We have seemingly forgotten what our national values are. Article 10 of our constitution makes a good attempt at summing them up as follows; patriotism and unity, sharing of power, democracy, participation and rule of law, dignity, equal rights and justice, integrity, transparency and accountability in public life and institutions; and sustainable development. The joy about these values is that they’re intertwined in such a way that exercising one of them creates a domino effect that makes the rest fall into place. However, our actions and those of our leaders have eroded us of our sense of nationalism to the point where celebrating Madaraka Day feels insincere.
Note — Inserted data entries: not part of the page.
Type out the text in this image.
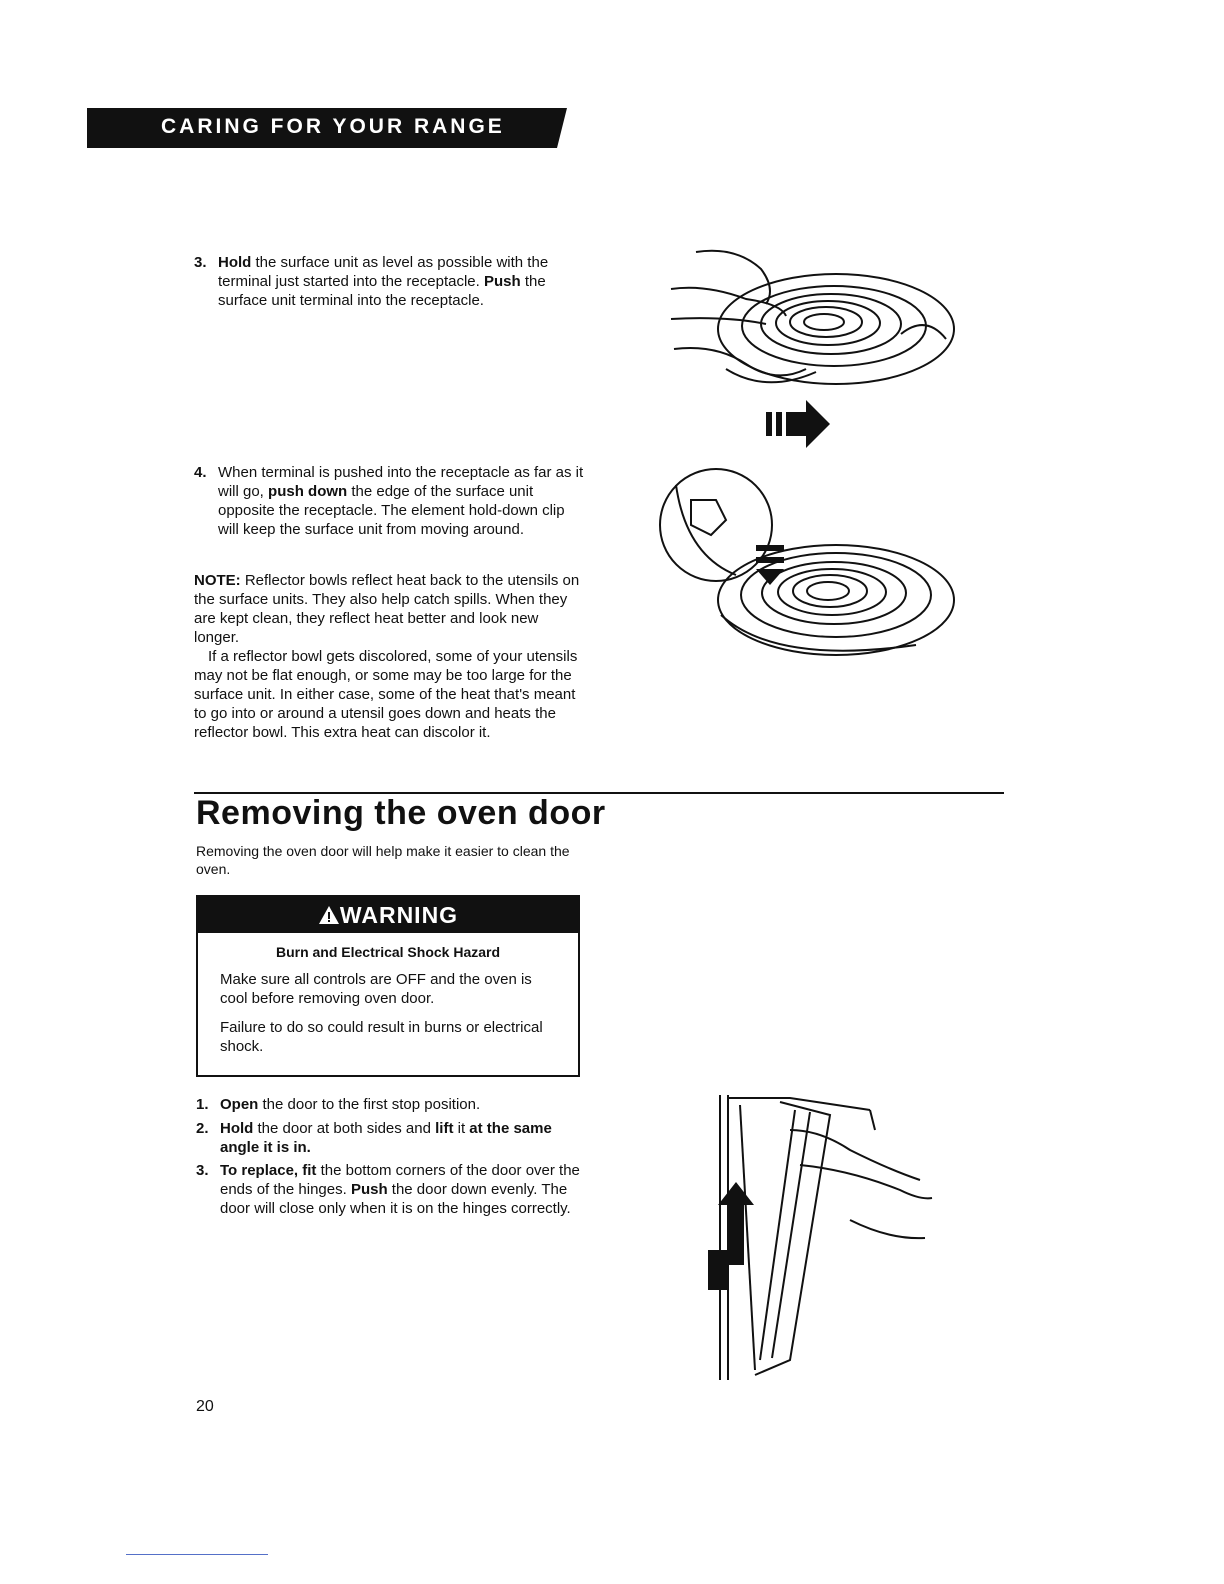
CARING FOR YOUR RANGE
3. Hold the surface unit as level as possible with the terminal just started into the receptacle. Push the surface unit terminal into the receptacle.
4. When terminal is pushed into the receptacle as far as it will go, push down the edge of the surface unit opposite the receptacle. The element hold-down clip will keep the surface unit from moving around.

NOTE: Reflector bowls reflect heat back to the utensils on the surface units. They also help catch spills. When they are kept clean, they reflect heat better and look new longer.

If a reflector bowl gets discolored, some of your utensils may not be flat enough, or some may be too large for the surface unit. In either case, some of the heat that's meant to go into or around a utensil goes down and heats the reflector bowl. This extra heat can discolor it.

Removing the oven door
Removing the oven door will help make it easier to clean the oven.
WARNING
Burn and Electrical Shock Hazard
Make sure all controls are OFF and the oven is cool before removing oven door.
Failure to do so could result in burns or electrical shock.
1. Open the door to the first stop position.
2. Hold the door at both sides and lift it at the same angle it is in.
3. To replace, fit the bottom corners of the door over the ends of the hinges. Push the door down evenly. The door will close only when it is on the hinges correctly.
20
The onus has always been on us, the citizens, to steer the country the right way. The greatest obstacle perhaps would be the chains that have bound our minds to the point where we have lost faith in ever achieving the purpose of our nation. When one of the musical greatest, Bob Marley sang the “Redemption Song” he must have had Kenya in mind. “Emancipate yourself from mental slavery, none but ourselves can free our minds”. These words right here are what we’re supposed to live by. True patriotism compels each of us to own this country’s visions and to work towards them. True patriotism compels us to hold to account those we elect to attain this vision. It also calls on us to rid ourselves of negative ethnicity and demand for equality and equity for all.
So that when our leaders address us at a time like this next, we should be able to see and feel the change they’ve impacted. We should see politics that have morphed into ideologies that work towards achieving our country’s vision. Politics that embody respect for all and observe the rule of law. As we aim for this, let us keep in mind that the responsibility doesn’t fall squarely on our leaders but on us too.
Going forward, every annual celebration should be characterized by milestones that have lessened social ills and brought us closer. May we strive to live by the black, white, red and green stripes that truly paint a picture of the Kenya we ought to be.